➤ Couvrez ce sein que je ne saurais voir !

©Flore Betty
©Flore Betty

 



  Comme chacun ne devrait pas l'ignorer, ma chérie est artiste peintre. Elle n'appartient à aucun courant, ne dépend d'aucune école, ne défend pas de causes, et possède une technique propre. Elle peint essentiellement des femmes, des belles femmes, en portrait ou en nu, des femmes au regard perdu, loin, profond, des femmes qui s'expriment par ce qu'elles sont, avec élégance, douceur et féminité, des femmes universelles.

  Recommandée par un ami peintre reconnu, l'organisateur d'une exposition annuelle et provinciale l'invite à participer à son événement. Elle accepte avec plaisir... à condition, dit-il, qu'elle ne présente pas de nus. « Vous comprenez, notre manifestation est très familiale, il y a beaucoup de scolaires qui viennent, et vu les circonstances, un nu de dos, ça passe, mais pas plus. »


Je m'interroge.

Je m'étonne.

Je m'énerve.

Je me scandalise.

Pas de nichons, surtout pas de nichons ! « Vous comprenez, vu les circonstances... », mais de quelles circonstances parle-t-on ? de circonstances qui inciteraient à ménager le puritain ? de circonstances qui favoriseraient une certaine censure ? de circonstances qui demanderaient à ne choquer personne ?

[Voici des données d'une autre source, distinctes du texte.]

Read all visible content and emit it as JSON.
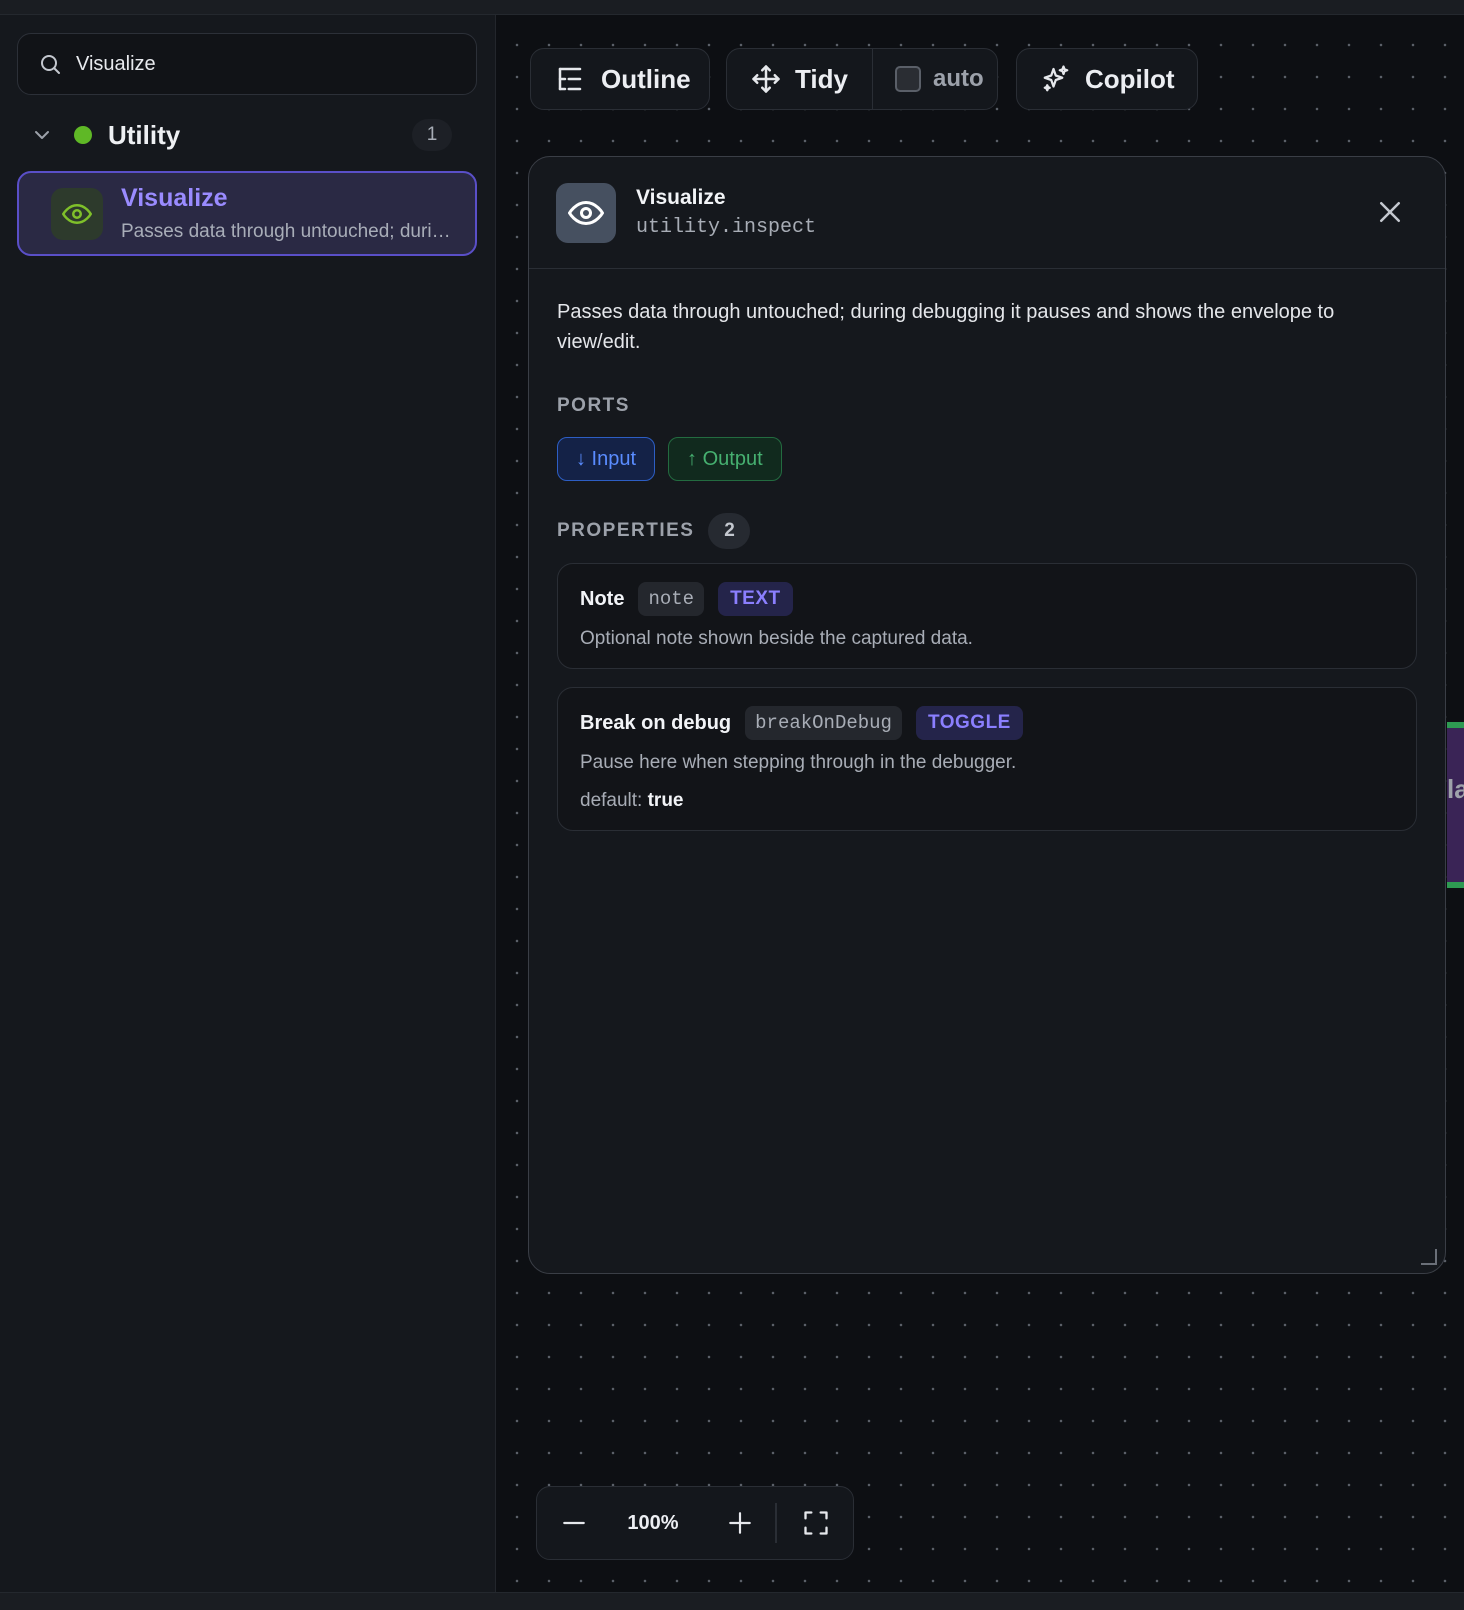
{
  "sidebar": {
    "search": {
      "value": "Visualize",
      "placeholder": ""
    },
    "group": {
      "name": "Utility",
      "count": "1",
      "dot_color": "#5fb826"
    },
    "item": {
      "title": "Visualize",
      "desc": "Passes data through untouched; during debugging it pauses and shows the envelope to view/edit."
    }
  },
  "toolbar": {
    "outline_label": "Outline",
    "tidy_label": "Tidy",
    "auto_label": "auto",
    "auto_checked": false,
    "copilot_label": "Copilot"
  },
  "panel": {
    "title": "Visualize",
    "slug": "utility.inspect",
    "description": "Passes data through untouched; during debugging it pauses and shows the envelope to view/edit.",
    "ports_heading": "PORTS",
    "ports": {
      "input": "↓ Input",
      "output": "↑ Output"
    },
    "properties_heading": "PROPERTIES",
    "properties_count": "2",
    "properties": [
      {
        "name": "Note",
        "key": "note",
        "type": "TEXT",
        "desc": "Optional note shown beside the captured data."
      },
      {
        "name": "Break on debug",
        "key": "breakOnDebug",
        "type": "TOGGLE",
        "desc": "Pause here when stepping through in the debugger.",
        "default_label": "default:",
        "default_value": "true"
      }
    ]
  },
  "zoom": {
    "level": "100%"
  },
  "peek_node": {
    "text": "la"
  },
  "colors": {
    "accent": "#9a8bff",
    "input": "#5a8cff",
    "output": "#46b070",
    "category": "#5fb826"
  }
}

La belle excuse que celle de l'enfant ! Ici, la maison déborde de femmes nues, il y en a sur tous les murs, derrière chaque porte, et les pièces voient circuler pas moins de trois enfants... qui n'ont pas encore l'air d'en être particulièrement perturbés. Et comment pourraient-ils l'être ? Comment pourraient-ils être perturbés par la beauté qui les entoure quand ils ne devraient l'être ni par la violence des images des journaux télévisés de vingt heures, ni par la vulgarité des émissions de prime time de TF1 ou de M6 ? Le visage d'un enfant ensanglanté face caméra ? Ça passe. Des cadavres calcinés sur un trottoir ? Ça passe. Des « putain », « merde », « connasse » régulièrement sortis de la bouche des animateurs de télévision ? Ça passe. Les bonjour et au revoir qui n'accompagnent plus les portes franchies ? Ça passe. La parole largement offerte aux propagateurs de haine, de racisme, d'homophobie ? Ça passe.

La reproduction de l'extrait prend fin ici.